Se, invece, l’importo delle rendite risulta maggiore di 6.971,49 euro, l’importo aggiuntivo non spetta in alcun caso.

L’Inps verificherà, anche in via prospettica, tali limiti prima di corrispondere i 154 euro al beneficiario. Per i nuovi pensionati l’attribuzione del bonus avviene salvo buon fine, il che implica che l’Istituto si riserva di verificare ed eventualmente recuperare l’indebito sui successivi ratei di pensione.

Complessivamente, se i requisiti reddituali sono soddisfatti, a dicembre il rateo sarà di 1.203,65 euro. Il calcolo tiene conto anche della attribuzione della tredicesima mensilità.

Limiti di reddito e domanda

Per ottenere l’importo aggiuntivo di 154, 94 euro sulla pensione minima, è necessario anche soddisfare anche alcuni requisiti reddituali.
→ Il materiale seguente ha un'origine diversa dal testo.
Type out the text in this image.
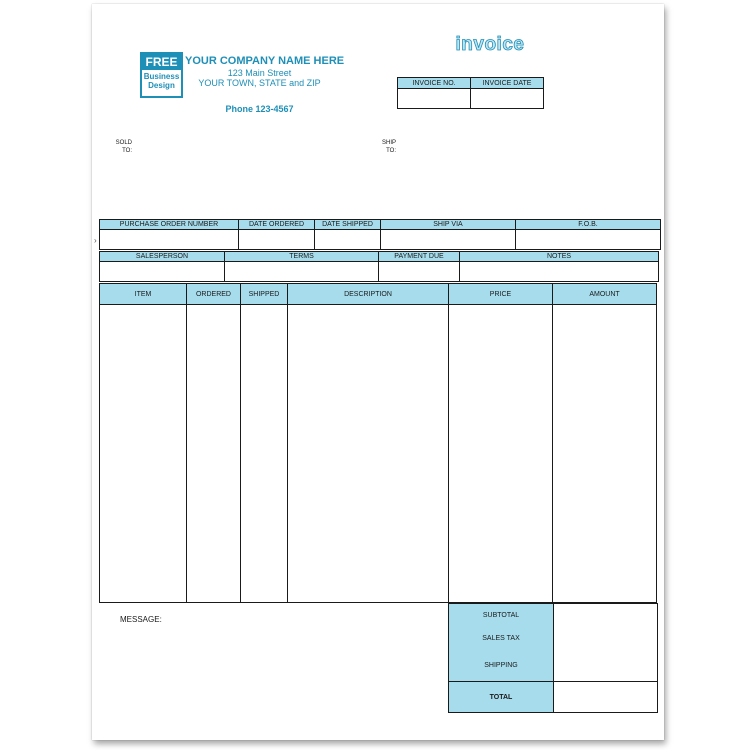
FREE
Business
Design
YOUR COMPANY NAME HERE
123 Main Street
YOUR TOWN, STATE and ZIP
Phone 123-4567
invoice
INVOICE NO.	INVOICE DATE

SOLD
TO:
SHIP
TO:
›
PURCHASE ORDER NUMBER	DATE ORDERED	DATE SHIPPED	SHIP VIA	F.O.B.

SALESPERSON	TERMS	PAYMENT DUE	NOTES

ITEM	ORDERED	SHIPPED	DESCRIPTION	PRICE	AMOUNT

MESSAGE:	SUBTOTAL	
SALES TAX	
SHIPPING	
TOTAL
In particolare, l’importo aggiuntivo è riconosciuto se i redditi personali non superano per il 2022 l’importo di 10.224,83 euro all’anno.

Qualora il pensionato sia coniugato, è considerato anche il requisito reddituale del coniuge, fino ad arrivare a un importo massimo di reddito cumulato di 20.449,65 euro. In ogni caso non si deve superare il limite personale di cui sopra.

La domanda per l’importo aggiuntivo non è automatica. Va presentata all’Inps, per via telematica, attraverso il sito web accedendo con le proprie credenziali digitali (Spid, Cie o Cns). In alternativa ci si può rivolgere gratuitamente ai patronati o al Contact Center Inps al numero 803.164.